The first time a man steals, he does so with great effort and much fear; the next time both his effort and fear are much less. As opportunities increase, stealing will become a normal habit with him and will require no effort at all. This habit will generate in him a tendency to steal even when there is no necessity to steal. It is this tendency which goes by the name Vaasanaa. The power which makes you act as if against your will is only the Vaasanaa which itself is of your own making. This is not fate. The punishment or reward, in the shape of pain or pleasure, which is the inevitable consequence of an act, good or bad, is alone the province of fate or destiny. The Vaasanaa which the doing of an act leaves behind in the mind in the shape of a taste, a greater facility or a greater tendency for doing the same act once again, is quite a different thing. It may be that the punishment or the reward of the past act is, in ordinary circumstances, unavoidable, if there is no counter-effort; but the Vaasanaa can be easily handled if only we exercise our free-will correctly.

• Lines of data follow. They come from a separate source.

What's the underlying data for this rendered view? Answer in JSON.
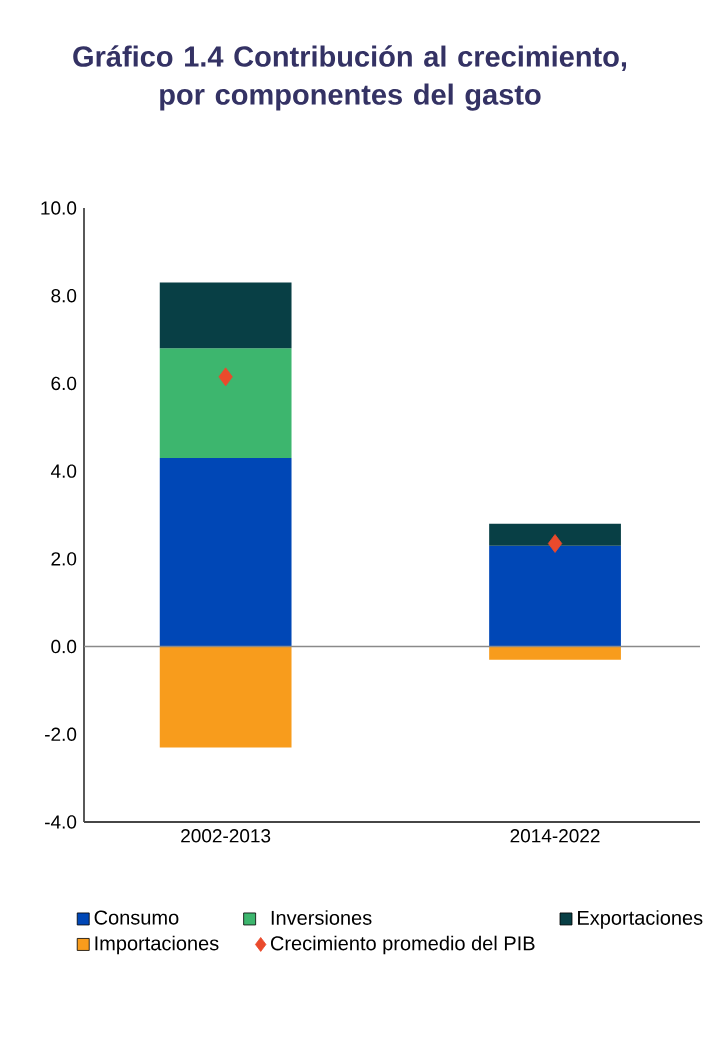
{
  "chart_data": {
    "type": "bar",
    "title": "Gráfico 1.4 Contribución al crecimiento, por componentes del gasto",
    "categories": [
      "2002-2013",
      "2014-2022"
    ],
    "stacked": true,
    "series": [
      {
        "name": "Consumo",
        "color": "#0047b6",
        "values": [
          4.3,
          2.3
        ]
      },
      {
        "name": "Inversiones",
        "color": "#3db66e",
        "values": [
          2.5,
          0
        ]
      },
      {
        "name": "Exportaciones",
        "color": "#083f45",
        "values": [
          1.5,
          0.5
        ]
      },
      {
        "name": "Importaciones",
        "color": "#f89c1c",
        "values": [
          -2.3,
          -0.3
        ]
      },
      {
        "name": "Crecimiento promedio del PIB",
        "type": "scatter",
        "marker": "diamond",
        "color": "#ea4a2c",
        "x": [
          "2002-2013",
          "2014-2022"
        ],
        "values": [
          6.15,
          2.35
        ]
      }
    ],
    "ylim": [
      -4,
      10
    ],
    "yticks": [
      {
        "value": -4,
        "label": "-4.0"
      },
      {
        "value": -2,
        "label": "-2.0"
      },
      {
        "value": 0,
        "label": "0.0"
      },
      {
        "value": 2,
        "label": "2.0"
      },
      {
        "value": 4,
        "label": "4.0"
      },
      {
        "value": 6,
        "label": "6.0"
      },
      {
        "value": 8,
        "label": "8.0"
      },
      {
        "value": 10,
        "label": "10.0"
      }
    ],
    "ref_lines": [
      {
        "axis": "y",
        "value": 0,
        "color": "#8a8a8a"
      }
    ],
    "grid": false,
    "legend": "bottom"
  }
}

D : But the number of Vaasanaa or tendencies that rule our hearts are endless.
How can we possibly control them?
When you know that a particular Vaasanaa is rising up in your mind, you cannot possibly say that you are at its mercy. You have your wits about you and the responsibility of deciding whether you will encourage it or not is entirely yours. The Shaastras enunciate in detail what Vaasanaa are good and have to be encouraged and what Vaasanaa are bad and have to be overcome. When, by dint of practice, you have made all your Vaasanaa good and practically eliminated the charge of any bad Vaasanaa leading you astray, the Shaastra take upon themselves the function of teaching you how to free your free-will even from the need of being led by good Vaasanaa.
You will gradually be led on to a stage when your free-will be entirely free from any sort of coloring due to any Vaasanaa. At that stage, your mind will be pure as crystal and all motive for particular action will cease to be. Freedom from the results of particular actions is an inevitable consequence. Both fate and Vaasanaa disappear. There is freedom for ever more and that freedom is called Moksh.